They also have asked more than 1,000 potential jurors whether the fact that Hernandez played for the NFL would make them feel he was more likely to be guilty, and how much they know about the case.
Prospective jurors filled out the questionnaire during the first phase of jury selection in Bristol County Superior Court, which spanned three days and ended Tuesday. The court released the 51-question form late Tuesday afternoon.
Hernandez has pleaded not guilty to murder for the June 2013 shooting death of Odin Lloyd, a semiprofessional football player who was dating the sister of Hernandez's fiancee.
Several of the questions focused on Hernandez's status as a football player.
"Does the fact that Mr. Hernandez was a professional football player make you feel that he is more likely to be guilty of the charges in this case than an individual that did not play football professionally would be?" read one question.
It also asked whether the person is a Patriots fan; if so, for how long; whether he or she has attended a game and if so, how many.
The questionnaire informs prospective jurors that the case will draw a high degree of media attention and that they will be barred from posting anything about the case on Facebook, Twitter or other social media or elsewhere online.
"Would you be able to abide by these rules for the entirety of the trial?" potential jurors were asked.

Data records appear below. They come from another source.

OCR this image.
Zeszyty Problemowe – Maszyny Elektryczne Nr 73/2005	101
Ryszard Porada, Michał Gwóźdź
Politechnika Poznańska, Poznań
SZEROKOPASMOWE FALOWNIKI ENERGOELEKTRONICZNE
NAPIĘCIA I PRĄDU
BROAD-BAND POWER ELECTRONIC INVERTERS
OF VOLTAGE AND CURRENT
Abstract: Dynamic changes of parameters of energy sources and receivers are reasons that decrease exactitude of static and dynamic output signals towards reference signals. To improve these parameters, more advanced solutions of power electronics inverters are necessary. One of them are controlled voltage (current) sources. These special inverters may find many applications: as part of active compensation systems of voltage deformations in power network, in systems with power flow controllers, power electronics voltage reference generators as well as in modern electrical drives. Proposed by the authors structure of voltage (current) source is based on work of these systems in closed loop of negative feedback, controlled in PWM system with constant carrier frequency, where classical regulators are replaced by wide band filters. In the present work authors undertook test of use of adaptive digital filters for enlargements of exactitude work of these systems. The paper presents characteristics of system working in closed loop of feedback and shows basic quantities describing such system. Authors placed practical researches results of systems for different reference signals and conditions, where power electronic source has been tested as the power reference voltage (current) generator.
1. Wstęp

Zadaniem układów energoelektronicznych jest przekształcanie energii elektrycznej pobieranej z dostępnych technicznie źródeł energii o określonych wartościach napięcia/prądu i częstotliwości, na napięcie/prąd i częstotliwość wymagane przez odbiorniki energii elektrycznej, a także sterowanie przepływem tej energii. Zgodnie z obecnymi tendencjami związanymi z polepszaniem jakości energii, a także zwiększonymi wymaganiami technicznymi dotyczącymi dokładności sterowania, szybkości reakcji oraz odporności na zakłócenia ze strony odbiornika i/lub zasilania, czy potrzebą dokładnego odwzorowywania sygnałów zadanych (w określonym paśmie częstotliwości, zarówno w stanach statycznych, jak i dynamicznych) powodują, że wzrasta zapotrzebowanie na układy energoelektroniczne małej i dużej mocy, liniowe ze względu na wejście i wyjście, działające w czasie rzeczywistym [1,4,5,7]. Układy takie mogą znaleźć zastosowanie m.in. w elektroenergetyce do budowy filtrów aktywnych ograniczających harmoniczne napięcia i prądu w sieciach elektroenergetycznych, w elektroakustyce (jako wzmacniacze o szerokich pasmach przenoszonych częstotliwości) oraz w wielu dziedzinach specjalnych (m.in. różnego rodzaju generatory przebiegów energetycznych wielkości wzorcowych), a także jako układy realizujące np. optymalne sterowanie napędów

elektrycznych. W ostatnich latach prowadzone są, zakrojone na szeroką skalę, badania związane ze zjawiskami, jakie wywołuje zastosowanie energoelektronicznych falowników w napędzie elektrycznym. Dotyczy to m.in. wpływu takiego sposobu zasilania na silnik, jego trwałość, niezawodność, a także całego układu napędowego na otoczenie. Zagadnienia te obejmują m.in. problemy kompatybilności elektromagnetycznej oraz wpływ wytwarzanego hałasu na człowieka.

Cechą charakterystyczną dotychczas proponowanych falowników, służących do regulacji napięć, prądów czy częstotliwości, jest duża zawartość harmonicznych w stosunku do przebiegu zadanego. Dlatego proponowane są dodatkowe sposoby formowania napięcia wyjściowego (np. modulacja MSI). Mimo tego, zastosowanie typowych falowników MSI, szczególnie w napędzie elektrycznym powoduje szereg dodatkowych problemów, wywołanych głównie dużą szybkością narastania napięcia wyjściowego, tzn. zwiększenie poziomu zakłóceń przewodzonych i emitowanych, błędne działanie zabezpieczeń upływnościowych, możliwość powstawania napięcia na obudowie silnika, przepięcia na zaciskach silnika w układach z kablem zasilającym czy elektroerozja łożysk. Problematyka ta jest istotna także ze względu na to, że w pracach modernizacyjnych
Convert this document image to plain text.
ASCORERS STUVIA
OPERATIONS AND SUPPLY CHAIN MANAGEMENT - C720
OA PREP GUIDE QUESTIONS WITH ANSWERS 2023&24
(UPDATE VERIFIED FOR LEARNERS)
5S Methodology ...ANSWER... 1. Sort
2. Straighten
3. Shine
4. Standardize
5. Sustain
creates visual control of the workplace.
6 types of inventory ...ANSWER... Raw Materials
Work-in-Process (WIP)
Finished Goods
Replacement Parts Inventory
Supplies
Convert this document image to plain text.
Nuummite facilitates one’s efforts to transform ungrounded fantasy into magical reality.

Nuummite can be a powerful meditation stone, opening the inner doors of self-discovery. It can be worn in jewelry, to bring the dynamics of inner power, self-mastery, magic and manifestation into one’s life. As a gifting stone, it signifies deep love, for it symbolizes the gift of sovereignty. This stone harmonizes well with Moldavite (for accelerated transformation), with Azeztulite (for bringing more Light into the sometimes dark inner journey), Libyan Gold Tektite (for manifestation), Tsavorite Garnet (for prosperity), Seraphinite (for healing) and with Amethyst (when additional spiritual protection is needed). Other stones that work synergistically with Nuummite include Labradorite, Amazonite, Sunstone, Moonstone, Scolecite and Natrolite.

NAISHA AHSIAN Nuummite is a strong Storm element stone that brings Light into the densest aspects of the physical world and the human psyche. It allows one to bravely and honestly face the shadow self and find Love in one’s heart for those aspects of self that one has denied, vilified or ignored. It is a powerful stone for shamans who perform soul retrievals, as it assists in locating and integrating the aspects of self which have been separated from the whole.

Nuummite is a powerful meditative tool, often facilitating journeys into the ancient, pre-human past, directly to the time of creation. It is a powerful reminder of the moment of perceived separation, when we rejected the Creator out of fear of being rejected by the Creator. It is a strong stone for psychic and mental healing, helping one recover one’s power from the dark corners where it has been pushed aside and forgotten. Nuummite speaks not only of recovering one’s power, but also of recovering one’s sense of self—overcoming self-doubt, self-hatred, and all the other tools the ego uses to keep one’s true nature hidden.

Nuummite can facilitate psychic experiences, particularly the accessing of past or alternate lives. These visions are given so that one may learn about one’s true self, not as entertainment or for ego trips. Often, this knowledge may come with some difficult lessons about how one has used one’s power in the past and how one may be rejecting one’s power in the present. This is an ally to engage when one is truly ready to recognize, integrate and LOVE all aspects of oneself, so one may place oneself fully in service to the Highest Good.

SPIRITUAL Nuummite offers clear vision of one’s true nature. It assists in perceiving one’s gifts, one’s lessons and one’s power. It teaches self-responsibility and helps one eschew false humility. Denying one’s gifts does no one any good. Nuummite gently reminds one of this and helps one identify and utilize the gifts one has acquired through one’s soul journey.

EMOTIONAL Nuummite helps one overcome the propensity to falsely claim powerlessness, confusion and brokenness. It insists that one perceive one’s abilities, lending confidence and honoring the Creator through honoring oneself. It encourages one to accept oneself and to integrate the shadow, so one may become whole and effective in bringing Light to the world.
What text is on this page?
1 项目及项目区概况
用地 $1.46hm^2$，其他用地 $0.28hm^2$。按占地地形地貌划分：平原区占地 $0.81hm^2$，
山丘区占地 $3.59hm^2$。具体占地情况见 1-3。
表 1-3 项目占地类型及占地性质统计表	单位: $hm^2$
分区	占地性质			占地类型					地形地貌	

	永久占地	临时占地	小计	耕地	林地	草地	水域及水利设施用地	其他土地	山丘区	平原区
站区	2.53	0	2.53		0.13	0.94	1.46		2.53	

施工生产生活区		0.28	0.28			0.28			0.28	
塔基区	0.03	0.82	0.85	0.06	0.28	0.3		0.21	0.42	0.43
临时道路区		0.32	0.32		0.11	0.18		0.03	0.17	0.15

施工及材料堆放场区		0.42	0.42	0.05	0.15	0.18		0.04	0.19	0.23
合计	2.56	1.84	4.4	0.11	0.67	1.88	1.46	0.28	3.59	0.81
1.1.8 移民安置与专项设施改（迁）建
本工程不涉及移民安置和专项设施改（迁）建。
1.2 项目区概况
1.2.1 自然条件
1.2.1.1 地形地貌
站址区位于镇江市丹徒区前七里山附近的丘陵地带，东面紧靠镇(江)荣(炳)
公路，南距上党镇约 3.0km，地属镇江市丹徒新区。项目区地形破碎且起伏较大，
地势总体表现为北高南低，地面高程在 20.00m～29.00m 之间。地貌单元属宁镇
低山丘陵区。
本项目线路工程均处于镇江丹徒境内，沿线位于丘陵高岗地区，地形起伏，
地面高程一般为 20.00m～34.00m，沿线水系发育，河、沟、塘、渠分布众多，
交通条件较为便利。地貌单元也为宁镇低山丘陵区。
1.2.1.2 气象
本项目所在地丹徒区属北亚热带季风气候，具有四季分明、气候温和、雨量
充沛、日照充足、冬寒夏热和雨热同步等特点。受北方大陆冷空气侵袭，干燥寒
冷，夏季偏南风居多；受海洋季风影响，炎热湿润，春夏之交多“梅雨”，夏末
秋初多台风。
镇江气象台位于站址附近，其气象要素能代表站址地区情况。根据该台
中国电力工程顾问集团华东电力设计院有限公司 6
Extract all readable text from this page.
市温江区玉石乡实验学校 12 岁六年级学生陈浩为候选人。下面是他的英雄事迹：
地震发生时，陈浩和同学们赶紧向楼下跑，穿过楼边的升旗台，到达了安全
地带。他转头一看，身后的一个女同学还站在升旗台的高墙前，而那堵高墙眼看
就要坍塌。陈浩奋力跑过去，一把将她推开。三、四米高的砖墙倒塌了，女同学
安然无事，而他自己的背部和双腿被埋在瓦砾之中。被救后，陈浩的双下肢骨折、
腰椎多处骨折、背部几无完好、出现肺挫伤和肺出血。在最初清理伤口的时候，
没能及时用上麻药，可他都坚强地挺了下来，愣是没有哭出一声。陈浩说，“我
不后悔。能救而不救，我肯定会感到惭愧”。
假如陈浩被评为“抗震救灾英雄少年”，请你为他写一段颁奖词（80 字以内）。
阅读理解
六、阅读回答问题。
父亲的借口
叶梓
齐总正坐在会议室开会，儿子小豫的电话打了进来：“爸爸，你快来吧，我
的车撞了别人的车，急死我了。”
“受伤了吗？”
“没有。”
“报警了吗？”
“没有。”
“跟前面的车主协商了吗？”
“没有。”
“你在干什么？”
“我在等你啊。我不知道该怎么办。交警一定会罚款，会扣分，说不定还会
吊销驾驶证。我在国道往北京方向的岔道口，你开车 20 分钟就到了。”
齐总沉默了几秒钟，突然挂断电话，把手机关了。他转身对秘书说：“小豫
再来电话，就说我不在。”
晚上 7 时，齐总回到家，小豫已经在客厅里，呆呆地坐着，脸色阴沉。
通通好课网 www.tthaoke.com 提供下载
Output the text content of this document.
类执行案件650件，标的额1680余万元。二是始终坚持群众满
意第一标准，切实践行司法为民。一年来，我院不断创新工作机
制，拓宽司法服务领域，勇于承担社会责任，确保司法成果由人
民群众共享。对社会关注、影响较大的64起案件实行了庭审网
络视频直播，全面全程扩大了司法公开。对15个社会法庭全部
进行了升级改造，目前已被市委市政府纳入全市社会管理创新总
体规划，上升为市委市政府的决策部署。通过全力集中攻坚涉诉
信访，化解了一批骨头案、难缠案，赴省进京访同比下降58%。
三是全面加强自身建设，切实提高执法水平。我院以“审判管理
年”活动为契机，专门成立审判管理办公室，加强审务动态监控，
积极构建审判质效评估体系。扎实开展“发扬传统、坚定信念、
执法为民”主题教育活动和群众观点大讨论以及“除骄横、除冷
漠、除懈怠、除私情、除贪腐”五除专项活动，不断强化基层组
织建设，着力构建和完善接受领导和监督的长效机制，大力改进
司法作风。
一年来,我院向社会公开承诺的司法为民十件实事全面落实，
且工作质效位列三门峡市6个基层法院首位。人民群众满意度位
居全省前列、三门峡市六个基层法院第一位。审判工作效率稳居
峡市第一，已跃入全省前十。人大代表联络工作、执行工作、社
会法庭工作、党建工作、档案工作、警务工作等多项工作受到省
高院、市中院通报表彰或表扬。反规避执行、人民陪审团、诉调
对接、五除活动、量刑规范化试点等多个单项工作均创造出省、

Several questions focused on their familiarity with the case, ranging from never having heard about it to following it closely. It asked where they got their information, listing more than 50 media outlets, from the local Herald News of Fall River to the National Enquirer, as well as social media and other sources.
Judge Susan Garsh told prospective jurors before they completed the questionnaires that they still might be called as jurors if they had heard of the case or knew one of the witnesses.
They were asked if they knew any of 300 people listed as potential witnesses or others whose names might come up during trial, including Patriots coach Bill Belichick and team owner Robert Kraft.
Potential jurors were also questioned about their feelings on race and ethnicity. Hernandez is Hispanic, Lloyd was African-American, and Hernandez's fiancee, Shayanna Jenkins, is African-American.
The questionnaire also asks if potential jurors are gun owners, their views on marijuana use and whether they feel Hernandez is more likely to be guilty because he has tattoos.
Also Tuesday, the judge turned down a request from CNN that the questioning of prospective jurors be done in a way that the public can hear. CNN expressed concerns that Garsh's plan to question prospective jurors out of the public's hearing violates the First Amendment. But Garsh responded that Massachusetts' Supreme Judicial Court found it was constitutional to question jurors out of the public's hearing, as long as the public could see the proceeding.
Individual questioning of jurors is expected to start Friday.